I was just going in with a bad hip and I said when that’s done I’ll be back and running again cause some of my patients had hips done and they were flying it after two or three weeks. So I said that is the same with me but it wasn’t to be. I didn’t know there was cancer there.
I was so bad with the pain and they mentioned about going to the hospice and I said no, no why would I be going up there, thinking that it was only for sick people and he said ‘no no they’ll manage your pain because they’re experts on pain’. So I said, ok, I’ll do anything to get rid of the pain.
So while I was up here they showed me the day care and what I could get and I said that’s what I need otherwise I’m sitting at home looking at three walls. And I said, you know it’s a day out. And the first day I didn’t like it, and then the second day, I said, you know it’s not bad. And then by the third day I couldn’t wait; I was up early and looking out the window to see are they coming. I was like a little child. And I come up here every Wednesday to the day care and people think it’s really all sick people, but it’s not and it’s not knowing all the people I’ve made friends with and they are my family now. We do have a lovely meal, they give us a lovely meal and the cup of tea and the bun when you come in. And we’re all talking about what we done during the week and the conversation is going freely and there is a lot of things on offer, like getting your hair done and you can get your nails done and there is reflexology and there is physio and we have a game of bingo as well and there’s the art class. So I done the art class and I can’t believe how good I was, but I just love it. And all during the week I would be slow at getting up but on Wednesday morning I am up bright and early because I am looking forward to my day in the hospice.
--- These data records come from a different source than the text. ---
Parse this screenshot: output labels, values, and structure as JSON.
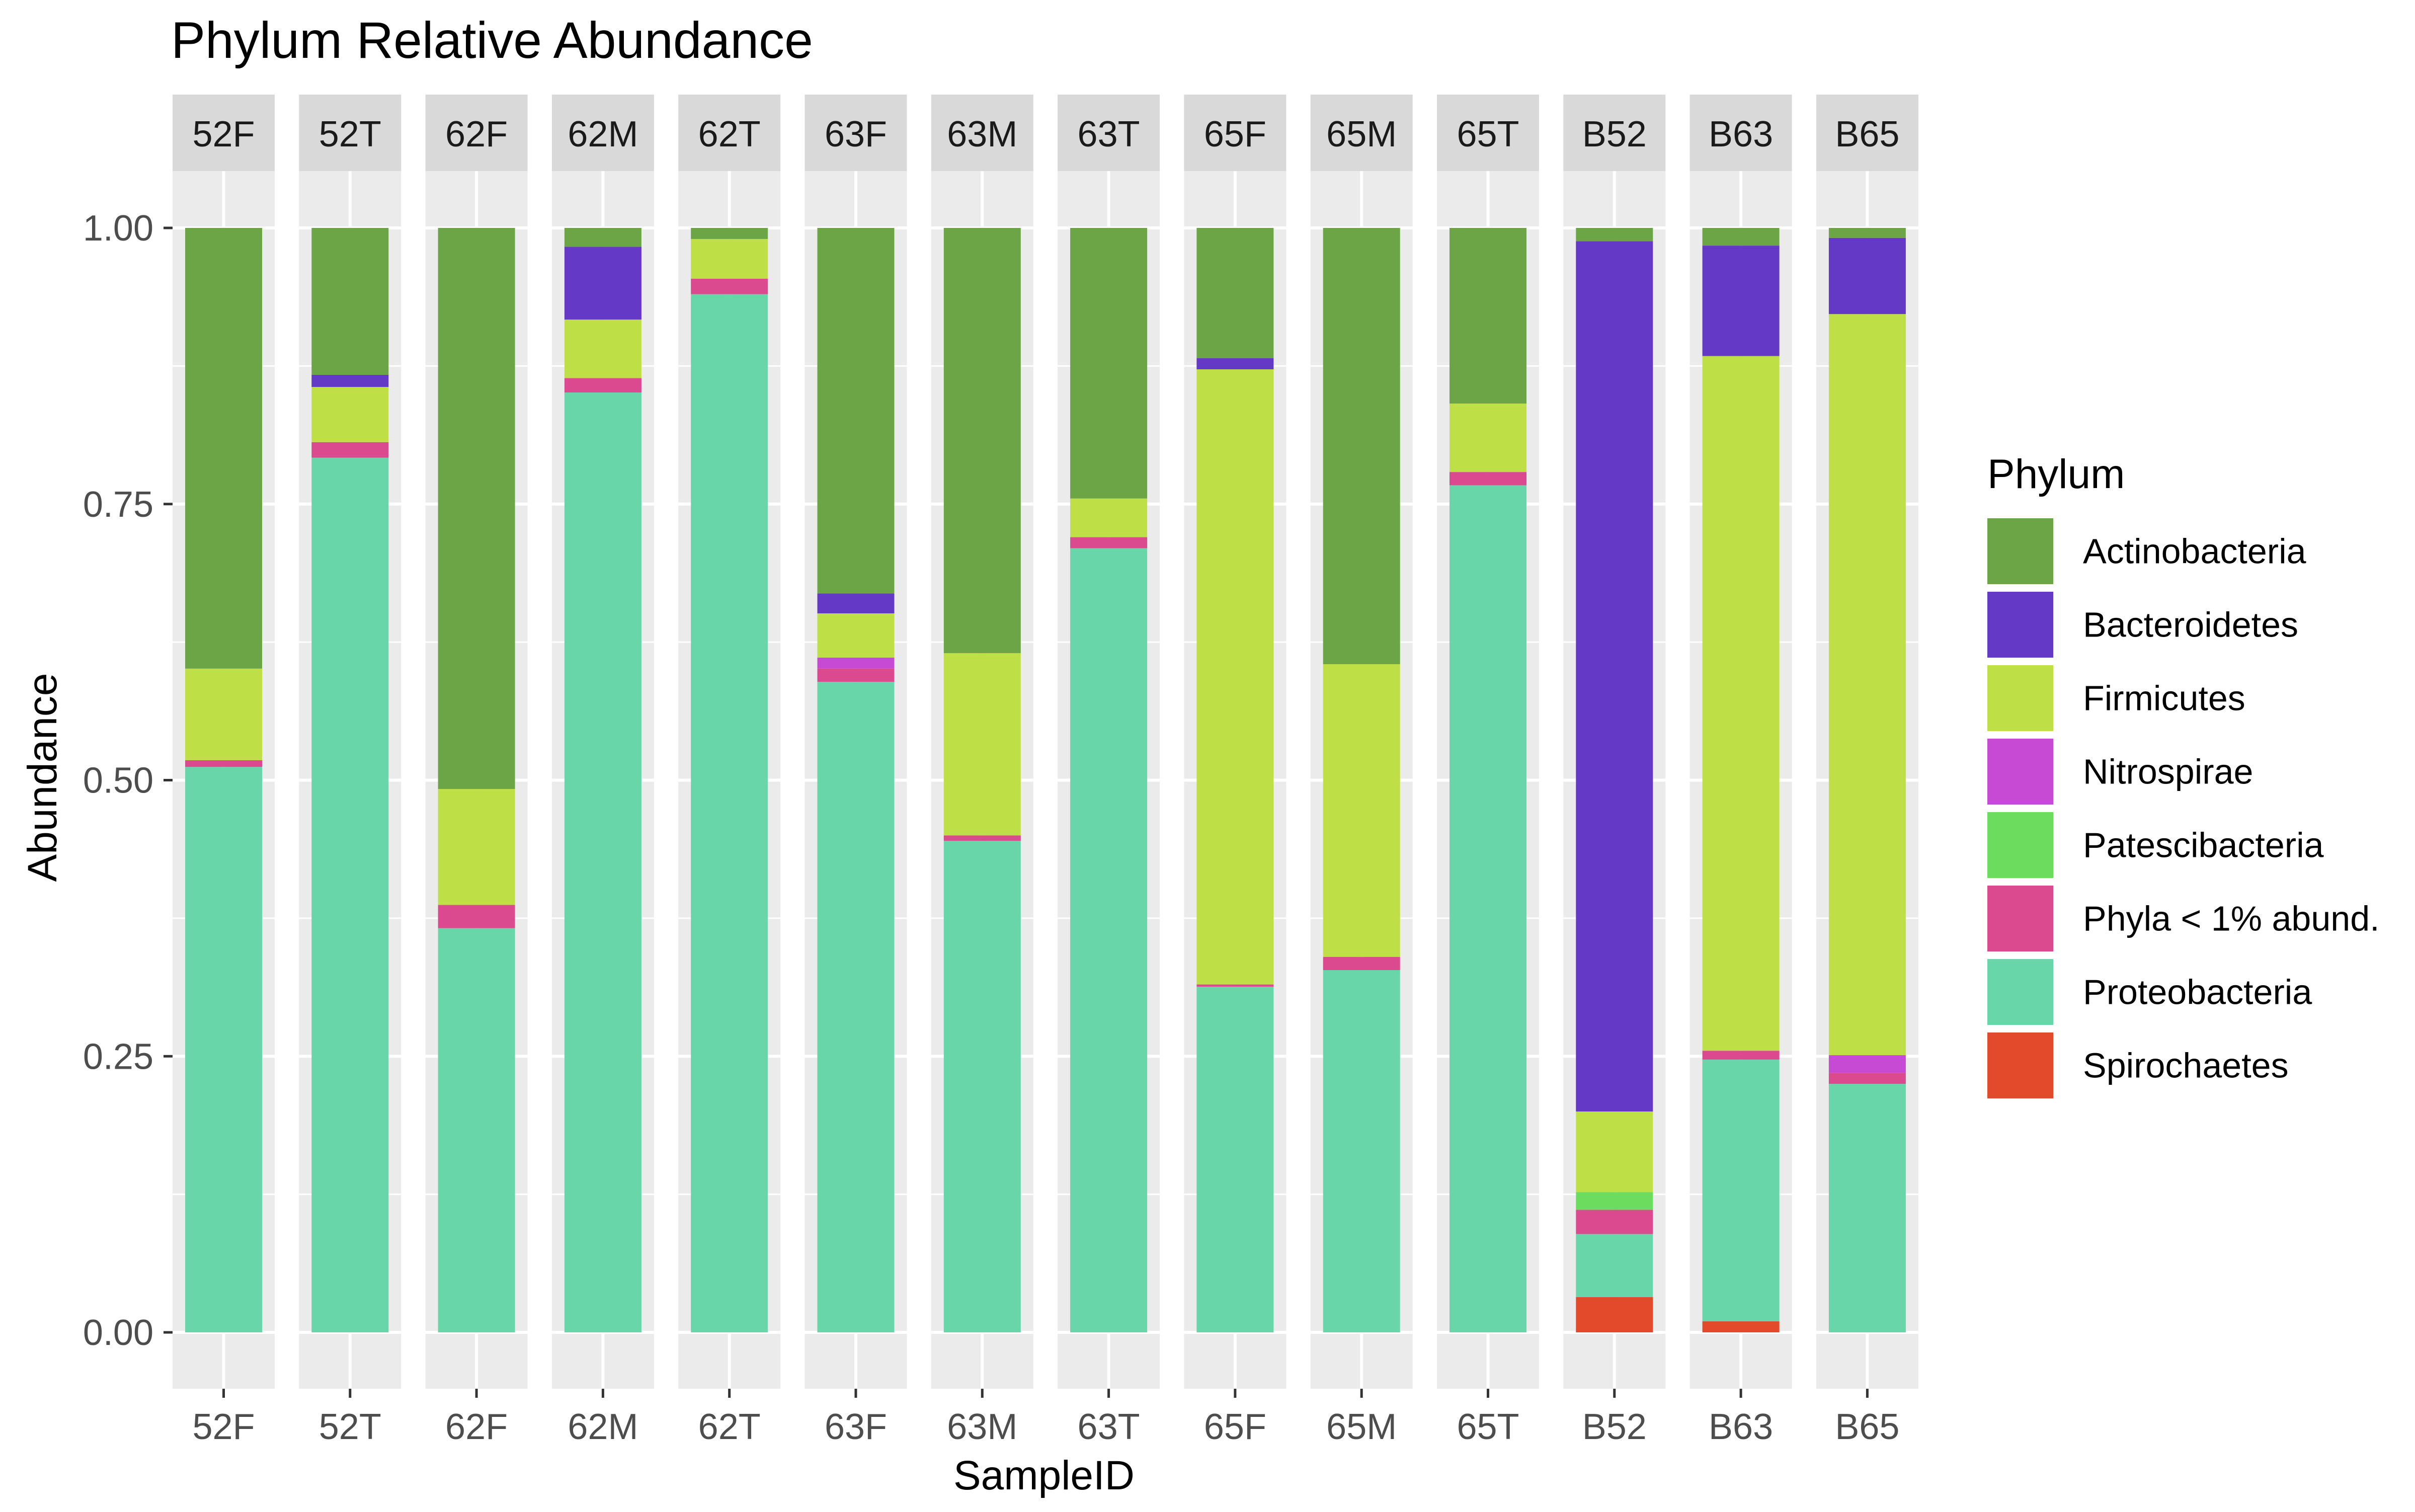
{
  "chart_data": {
    "type": "bar",
    "stacked": true,
    "faceted": true,
    "title": "Phylum Relative Abundance",
    "xlabel": "SampleID",
    "ylabel": "Abundance",
    "ylim": [
      0,
      1
    ],
    "yticks": [
      "0.00",
      "0.25",
      "0.50",
      "0.75",
      "1.00"
    ],
    "ytick_values": [
      0,
      0.25,
      0.5,
      0.75,
      1.0
    ],
    "grid": true,
    "legend": {
      "title": "Phylum",
      "position": "right"
    },
    "categories": [
      "52F",
      "52T",
      "62F",
      "62M",
      "62T",
      "63F",
      "63M",
      "63T",
      "65F",
      "65M",
      "65T",
      "B52",
      "B63",
      "B65"
    ],
    "series": [
      {
        "name": "Spirochaetes",
        "color": "#E34A2C",
        "values": [
          0,
          0,
          0,
          0,
          0,
          0,
          0,
          0,
          0,
          0,
          0,
          0.032,
          0.01,
          0
        ]
      },
      {
        "name": "Proteobacteria",
        "color": "#68D6A9",
        "values": [
          0.512,
          0.792,
          0.366,
          0.851,
          0.94,
          0.589,
          0.445,
          0.71,
          0.313,
          0.328,
          0.767,
          0.057,
          0.237,
          0.225
        ]
      },
      {
        "name": "Phyla < 1% abund.",
        "color": "#DB4A8E",
        "values": [
          0.006,
          0.014,
          0.021,
          0.013,
          0.014,
          0.012,
          0.005,
          0.01,
          0.002,
          0.012,
          0.012,
          0.022,
          0.008,
          0.01
        ]
      },
      {
        "name": "Patescibacteria",
        "color": "#6CDC5E",
        "values": [
          0,
          0,
          0,
          0,
          0,
          0,
          0,
          0,
          0,
          0,
          0,
          0.016,
          0,
          0
        ]
      },
      {
        "name": "Nitrospirae",
        "color": "#C64AD3",
        "values": [
          0,
          0,
          0,
          0,
          0,
          0.01,
          0,
          0,
          0,
          0,
          0,
          0,
          0,
          0.016
        ]
      },
      {
        "name": "Firmicutes",
        "color": "#BEDF46",
        "values": [
          0.083,
          0.05,
          0.105,
          0.053,
          0.036,
          0.04,
          0.165,
          0.035,
          0.557,
          0.265,
          0.062,
          0.073,
          0.629,
          0.671
        ]
      },
      {
        "name": "Bacteroidetes",
        "color": "#6439C5",
        "values": [
          0,
          0.011,
          0,
          0.066,
          0,
          0.018,
          0,
          0,
          0.01,
          0,
          0,
          0.788,
          0.1,
          0.069
        ]
      },
      {
        "name": "Actinobacteria",
        "color": "#6BA545",
        "values": [
          0.399,
          0.133,
          0.508,
          0.017,
          0.01,
          0.331,
          0.385,
          0.245,
          0.118,
          0.395,
          0.159,
          0.012,
          0.016,
          0.009
        ]
      }
    ],
    "legend_order": [
      "Actinobacteria",
      "Bacteroidetes",
      "Firmicutes",
      "Nitrospirae",
      "Patescibacteria",
      "Phyla < 1% abund.",
      "Proteobacteria",
      "Spirochaetes"
    ]
  },
  "colors": {
    "panel_background": "#EBEBEB",
    "strip_background": "#D9D9D9",
    "grid": "#FFFFFF",
    "axis_text": "#4D4D4D"
  }
}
Only for the palliative care I wouldn’t be as good as I am today, and I’m able to smile, I’m able to talk, I can say to people, they say ‘What’s wrong? Did you get a new hip?’, I do say, Yeh, and I have cancer, and they kind of look like this and they go away, they don’t know what to say. So I said it’s like having a broken leg or a headache. So they’re stunned with me for being so open about it but I said that’s what people needs, talk more, you know express, and tell them how good the hospice is there. I’m a new woman and I’m back nearly to normal and I’m delighted that they are here for me and they’re only on my doorstep. I couldn’t thank them enough.